Some states with close results in 2020 improved their election processes — much like Florida did after the 2000 Bush v. Gore debacle. Florida set the “gold standard” with bipartisan changes that included ballot standards, expanded early voting, increased access to absentee ballots and faster vote counts through “pre-processing” — meaning that mail-in ballots are verified and prepped for tabulation before Election Day and even counted before the polls close.
Michigan has improved its election administration in the last four years, introducing early in-person voting and laws to expedite absentee ballot processing, improvements that should increase confidence in the results. In Georgia, record turnout has accompanied efforts to streamline voting and expedite counts, despite attempts by a partisan Election Board to slow down counting.
But in states like Pennsylvania and Wisconsin, where absentee ballots can’t be processed until Election Day, delays are likely. Arizona permits mail ballot drop-offs until 7 p.m. on election night, which could delay counting.
North Carolina faces the greatest challenges thanks to a new GOP-backed law that could slow result reporting and more restrictive absentee ballot deadlines that, combined with Hurricane Helene’s impact, could create a turbulent post-election period. In a worst-case scenario, think of Florida in 2000.
Election officials from both parties are urging patience. If the election is as close as the polls suggest, we may not know the outcome for a few days. This is not a flaw in the system but a feature of its design.
A harder truth is the real possibility of violence. Election workers nationwide have received death threats. Michigan Secretary of State Jocelyn Benson, a Democrat, has been outspoken about the need to protect election workers while Maricopa County Recorder Stephen Richer, a Republican, describes the election tabulation center in Phoenix as a “fortress.”
“It will get loud and it will get uncomfortable,” Richer recently told me about potential post-election turmoil, noting that his office has deployed more security resources than are “really reasonable,” including drones.
Yet there are also bright spots in this election cycle. We are not in a pandemic, and states have made efforts to speed up vote counting. Although Pennsylvania has not passed legislation to allow earlier processing of mail-in ballots, updated counting rules and new equipment may accelerate results.
Perhaps most uplifting is the emergence of trusted bipartisan leaders in key swing states, who are standing by to observe the elections and vote counts, and verify the integrity of each state’s election administration.
In Arizona, this group includes former Gov. Jan Brewer (R) and State Rep. Daniel Hernandez (D); in Wisconsin, former Lt. Gov. Mandela Barnes (D) and former Attorney General J.B. Van Hollen (R), with similarly influential bipartisan partnerships in six additional swing states including Georgia, Nevada, Michigan, Pennsylvania, Ohio and New Hampshire.
Americans can and should have confidence in our elections. Yet as we brace for counting the votes, Arizona’s Maricopa County Recorder, Stephen Richer told me that to minimize the violence, “I would ask leaders to be judicious in their remarks,” adding, “I know that's not really the hallmark of politics these days.”

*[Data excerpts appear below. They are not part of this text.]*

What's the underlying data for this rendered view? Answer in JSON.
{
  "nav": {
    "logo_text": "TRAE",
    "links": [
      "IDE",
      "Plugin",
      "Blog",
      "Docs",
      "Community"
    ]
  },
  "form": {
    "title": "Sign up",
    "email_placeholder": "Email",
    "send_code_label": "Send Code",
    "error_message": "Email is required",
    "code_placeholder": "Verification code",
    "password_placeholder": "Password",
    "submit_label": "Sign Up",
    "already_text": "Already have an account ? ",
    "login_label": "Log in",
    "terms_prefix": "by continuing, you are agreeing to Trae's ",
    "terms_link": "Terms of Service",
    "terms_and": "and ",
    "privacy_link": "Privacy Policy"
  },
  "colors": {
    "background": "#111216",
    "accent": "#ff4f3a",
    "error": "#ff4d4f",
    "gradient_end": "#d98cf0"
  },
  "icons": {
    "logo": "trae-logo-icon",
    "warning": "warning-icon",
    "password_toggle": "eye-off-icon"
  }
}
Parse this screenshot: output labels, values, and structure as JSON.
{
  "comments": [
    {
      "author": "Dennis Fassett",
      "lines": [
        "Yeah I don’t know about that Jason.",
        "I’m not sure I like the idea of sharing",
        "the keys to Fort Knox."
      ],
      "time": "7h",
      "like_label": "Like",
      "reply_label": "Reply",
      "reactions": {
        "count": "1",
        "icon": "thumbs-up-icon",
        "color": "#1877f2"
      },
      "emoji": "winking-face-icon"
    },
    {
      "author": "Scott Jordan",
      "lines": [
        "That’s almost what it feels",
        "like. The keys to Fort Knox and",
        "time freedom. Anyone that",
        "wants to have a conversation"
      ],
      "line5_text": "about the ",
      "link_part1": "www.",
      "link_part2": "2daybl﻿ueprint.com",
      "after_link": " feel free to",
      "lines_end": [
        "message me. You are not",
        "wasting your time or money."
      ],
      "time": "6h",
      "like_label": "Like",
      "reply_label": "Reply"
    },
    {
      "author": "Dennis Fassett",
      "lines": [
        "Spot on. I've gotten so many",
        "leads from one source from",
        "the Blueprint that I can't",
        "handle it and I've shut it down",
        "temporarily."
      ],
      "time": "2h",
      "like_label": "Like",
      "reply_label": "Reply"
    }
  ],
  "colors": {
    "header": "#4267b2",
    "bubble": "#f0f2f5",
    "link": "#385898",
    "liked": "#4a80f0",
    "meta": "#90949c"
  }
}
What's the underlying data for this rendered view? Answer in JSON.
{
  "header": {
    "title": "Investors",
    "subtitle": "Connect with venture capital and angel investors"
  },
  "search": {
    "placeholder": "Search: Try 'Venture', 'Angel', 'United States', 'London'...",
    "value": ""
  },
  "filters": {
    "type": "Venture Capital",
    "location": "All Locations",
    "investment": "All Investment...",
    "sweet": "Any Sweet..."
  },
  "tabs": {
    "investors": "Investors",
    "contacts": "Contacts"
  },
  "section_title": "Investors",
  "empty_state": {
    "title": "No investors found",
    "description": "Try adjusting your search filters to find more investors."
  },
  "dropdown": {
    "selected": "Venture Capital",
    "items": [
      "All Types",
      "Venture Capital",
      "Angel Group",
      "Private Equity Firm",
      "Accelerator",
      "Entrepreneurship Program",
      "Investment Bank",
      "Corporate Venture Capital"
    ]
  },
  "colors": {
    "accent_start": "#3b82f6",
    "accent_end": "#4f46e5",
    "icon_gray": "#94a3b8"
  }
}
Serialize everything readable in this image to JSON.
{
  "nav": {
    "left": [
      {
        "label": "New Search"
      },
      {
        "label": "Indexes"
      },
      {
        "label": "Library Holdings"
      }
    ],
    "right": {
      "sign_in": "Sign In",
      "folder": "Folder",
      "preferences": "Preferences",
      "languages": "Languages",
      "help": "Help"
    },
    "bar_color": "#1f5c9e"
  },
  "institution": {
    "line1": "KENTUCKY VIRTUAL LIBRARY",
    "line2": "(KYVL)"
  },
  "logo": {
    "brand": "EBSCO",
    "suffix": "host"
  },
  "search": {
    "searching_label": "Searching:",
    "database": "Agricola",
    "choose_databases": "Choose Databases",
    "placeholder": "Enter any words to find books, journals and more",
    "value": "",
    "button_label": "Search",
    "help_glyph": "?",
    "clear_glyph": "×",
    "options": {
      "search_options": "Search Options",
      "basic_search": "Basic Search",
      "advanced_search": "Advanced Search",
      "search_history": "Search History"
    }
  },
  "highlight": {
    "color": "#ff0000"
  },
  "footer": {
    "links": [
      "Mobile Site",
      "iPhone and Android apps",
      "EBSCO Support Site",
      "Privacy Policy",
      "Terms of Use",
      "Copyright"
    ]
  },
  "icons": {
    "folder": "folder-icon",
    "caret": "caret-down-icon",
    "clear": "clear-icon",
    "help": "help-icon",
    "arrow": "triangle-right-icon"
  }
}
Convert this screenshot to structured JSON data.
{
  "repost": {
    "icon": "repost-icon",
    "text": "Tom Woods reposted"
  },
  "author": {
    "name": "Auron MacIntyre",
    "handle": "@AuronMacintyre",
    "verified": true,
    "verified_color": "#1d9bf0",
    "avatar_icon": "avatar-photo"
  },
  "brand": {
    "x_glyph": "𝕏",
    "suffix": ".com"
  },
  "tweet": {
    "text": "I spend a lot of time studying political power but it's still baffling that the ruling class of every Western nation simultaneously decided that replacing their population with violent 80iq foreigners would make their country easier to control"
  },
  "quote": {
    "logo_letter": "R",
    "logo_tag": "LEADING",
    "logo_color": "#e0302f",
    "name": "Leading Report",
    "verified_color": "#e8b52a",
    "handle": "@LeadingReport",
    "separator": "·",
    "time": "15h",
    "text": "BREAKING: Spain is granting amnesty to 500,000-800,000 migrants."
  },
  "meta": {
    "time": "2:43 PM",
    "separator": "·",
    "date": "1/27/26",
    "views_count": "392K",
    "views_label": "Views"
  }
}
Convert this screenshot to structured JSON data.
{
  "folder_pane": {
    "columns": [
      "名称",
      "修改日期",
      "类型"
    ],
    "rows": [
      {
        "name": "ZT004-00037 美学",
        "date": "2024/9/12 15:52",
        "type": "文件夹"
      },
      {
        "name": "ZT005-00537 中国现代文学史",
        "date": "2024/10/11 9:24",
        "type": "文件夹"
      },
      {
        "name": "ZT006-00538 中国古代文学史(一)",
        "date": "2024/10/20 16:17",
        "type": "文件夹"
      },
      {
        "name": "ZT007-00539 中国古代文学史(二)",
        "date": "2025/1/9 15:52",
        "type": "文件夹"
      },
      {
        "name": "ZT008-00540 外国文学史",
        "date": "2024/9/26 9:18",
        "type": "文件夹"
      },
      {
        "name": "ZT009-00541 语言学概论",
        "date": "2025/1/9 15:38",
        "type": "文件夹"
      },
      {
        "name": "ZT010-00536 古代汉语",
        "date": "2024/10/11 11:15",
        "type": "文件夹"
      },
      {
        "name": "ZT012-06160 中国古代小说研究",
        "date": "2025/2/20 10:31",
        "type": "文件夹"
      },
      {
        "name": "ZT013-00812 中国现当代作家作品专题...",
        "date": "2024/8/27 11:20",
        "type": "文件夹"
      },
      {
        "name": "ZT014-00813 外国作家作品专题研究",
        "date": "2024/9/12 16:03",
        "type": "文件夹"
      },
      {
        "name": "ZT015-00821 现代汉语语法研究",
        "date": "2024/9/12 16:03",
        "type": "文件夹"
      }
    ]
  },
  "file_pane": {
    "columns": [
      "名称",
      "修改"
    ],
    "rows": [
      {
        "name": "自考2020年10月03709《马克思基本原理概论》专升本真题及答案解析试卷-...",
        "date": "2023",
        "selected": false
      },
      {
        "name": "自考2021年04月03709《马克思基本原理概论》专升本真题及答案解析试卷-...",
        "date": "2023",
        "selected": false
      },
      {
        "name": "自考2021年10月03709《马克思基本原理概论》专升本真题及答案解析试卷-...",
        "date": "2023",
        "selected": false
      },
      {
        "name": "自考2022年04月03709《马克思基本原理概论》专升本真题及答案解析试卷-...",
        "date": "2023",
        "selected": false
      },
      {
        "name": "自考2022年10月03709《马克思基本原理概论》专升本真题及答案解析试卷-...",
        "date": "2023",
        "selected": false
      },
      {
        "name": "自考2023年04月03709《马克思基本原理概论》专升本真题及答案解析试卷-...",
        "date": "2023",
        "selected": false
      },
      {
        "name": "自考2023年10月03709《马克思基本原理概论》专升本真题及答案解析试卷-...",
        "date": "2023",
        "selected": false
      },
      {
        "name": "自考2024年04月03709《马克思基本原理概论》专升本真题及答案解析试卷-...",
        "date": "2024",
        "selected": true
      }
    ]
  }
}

Fortunately, in eight critical battleground states, leaders have emerged to do just that and to instill confidence in an electorate that, regardless of who wins, will still accept the results of the election — the bedrock principle that must continue in furtherance of our nearly 250-year experiment in representative government.
Margaret Hoover is the executive producer of the PBS documentary “Counting the Vote” and an advisor to the Democracy Defense Project.